Rebuilt in 1912 in a neo-classical Baroque style, the Astor House Hotel is one of the most lavish hotels in the city. It now houses the China Securities Museum which opens in a trial operation on Saturday.

The China Securities Museum will only allow a limited number of group visitors every Tuesday and Thursday during trial operations to protect the historic Astor House Hotel.

The museum opened on Saturday but no individual visitors are allowed and groups must book at least one week in advance.

Admission is free but ID or passports are required.

Four time slots are on offer and English language guides will be available soon. The museum will receive up to 200 visitors a day and will officially open by the end of 2020.

“The hotel is a listed building which can only receive limited number of visitors,” said the museum’s Zhang Weidong.

Another branch of the museum is planned in offices of the Shanghai Stock Exchange which are near completion in Pudong.

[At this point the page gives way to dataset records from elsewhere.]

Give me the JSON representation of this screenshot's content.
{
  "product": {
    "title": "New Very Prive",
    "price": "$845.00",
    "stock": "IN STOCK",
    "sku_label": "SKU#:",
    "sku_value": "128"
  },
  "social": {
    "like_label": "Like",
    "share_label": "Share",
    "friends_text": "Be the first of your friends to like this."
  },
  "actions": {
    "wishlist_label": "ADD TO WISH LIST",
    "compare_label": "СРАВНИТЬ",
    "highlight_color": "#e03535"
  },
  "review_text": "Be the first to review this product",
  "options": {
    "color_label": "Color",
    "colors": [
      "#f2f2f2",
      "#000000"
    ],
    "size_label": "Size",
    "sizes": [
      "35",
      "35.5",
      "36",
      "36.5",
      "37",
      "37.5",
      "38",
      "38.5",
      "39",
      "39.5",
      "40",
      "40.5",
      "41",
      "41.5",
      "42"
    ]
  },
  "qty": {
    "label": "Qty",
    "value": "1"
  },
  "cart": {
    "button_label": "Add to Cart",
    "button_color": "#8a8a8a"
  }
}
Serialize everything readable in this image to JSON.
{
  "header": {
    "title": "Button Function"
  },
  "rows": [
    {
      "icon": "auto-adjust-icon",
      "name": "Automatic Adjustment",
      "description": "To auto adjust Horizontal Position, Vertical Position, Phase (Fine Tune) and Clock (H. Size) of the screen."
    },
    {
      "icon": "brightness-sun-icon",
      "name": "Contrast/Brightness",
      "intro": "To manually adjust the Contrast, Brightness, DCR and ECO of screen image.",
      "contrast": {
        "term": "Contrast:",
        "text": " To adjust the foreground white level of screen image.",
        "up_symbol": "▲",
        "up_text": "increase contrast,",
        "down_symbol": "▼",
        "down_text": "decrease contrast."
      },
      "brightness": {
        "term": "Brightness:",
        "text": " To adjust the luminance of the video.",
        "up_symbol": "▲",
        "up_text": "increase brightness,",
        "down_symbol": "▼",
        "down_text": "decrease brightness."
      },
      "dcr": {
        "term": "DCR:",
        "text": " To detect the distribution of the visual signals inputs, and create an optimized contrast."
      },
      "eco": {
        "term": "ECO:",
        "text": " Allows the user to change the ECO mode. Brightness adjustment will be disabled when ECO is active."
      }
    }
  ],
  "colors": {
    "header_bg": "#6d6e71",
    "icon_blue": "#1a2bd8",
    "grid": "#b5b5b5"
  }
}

It will also officially open by the end of 2020.

Visitors are asked to keep quiet and avoid taking videos or using flash to protect items on display such as handwritten certificates of China’s earliest stocks dating back to the Qing Dynasty (1644-1911).

Prospective visitors can send applications to zgzqbwg@163.com for evaluation.

Book ahead to visit securities museum
Jiang Xiaowei / SHINE

The elegant Richards Hall on the second floor of the China Securities Museum.

Book ahead to visit securities museum
Jiang Xiaowei / SHINE

The former trading center of the Shanghai Stock Exchange is restored in the Peacock Hall, or the main banquet hall, on the ground floor.

Book ahead to visit securities museum
Jiang Xiaowei / SHINE

Visitors watch the historic stock certificates being displayed on the third floor of the museum. 

Book ahead to visit securities museum
Jiang Xiaowei / SHINE

A key exhibit is a written certificate of China's earliest stock which was issued in 1881 by the Kaiping Mining Bureau, a private coal mine under the supervision of the Qing Dynasty government in Tangshan City of north China's Hebei Province.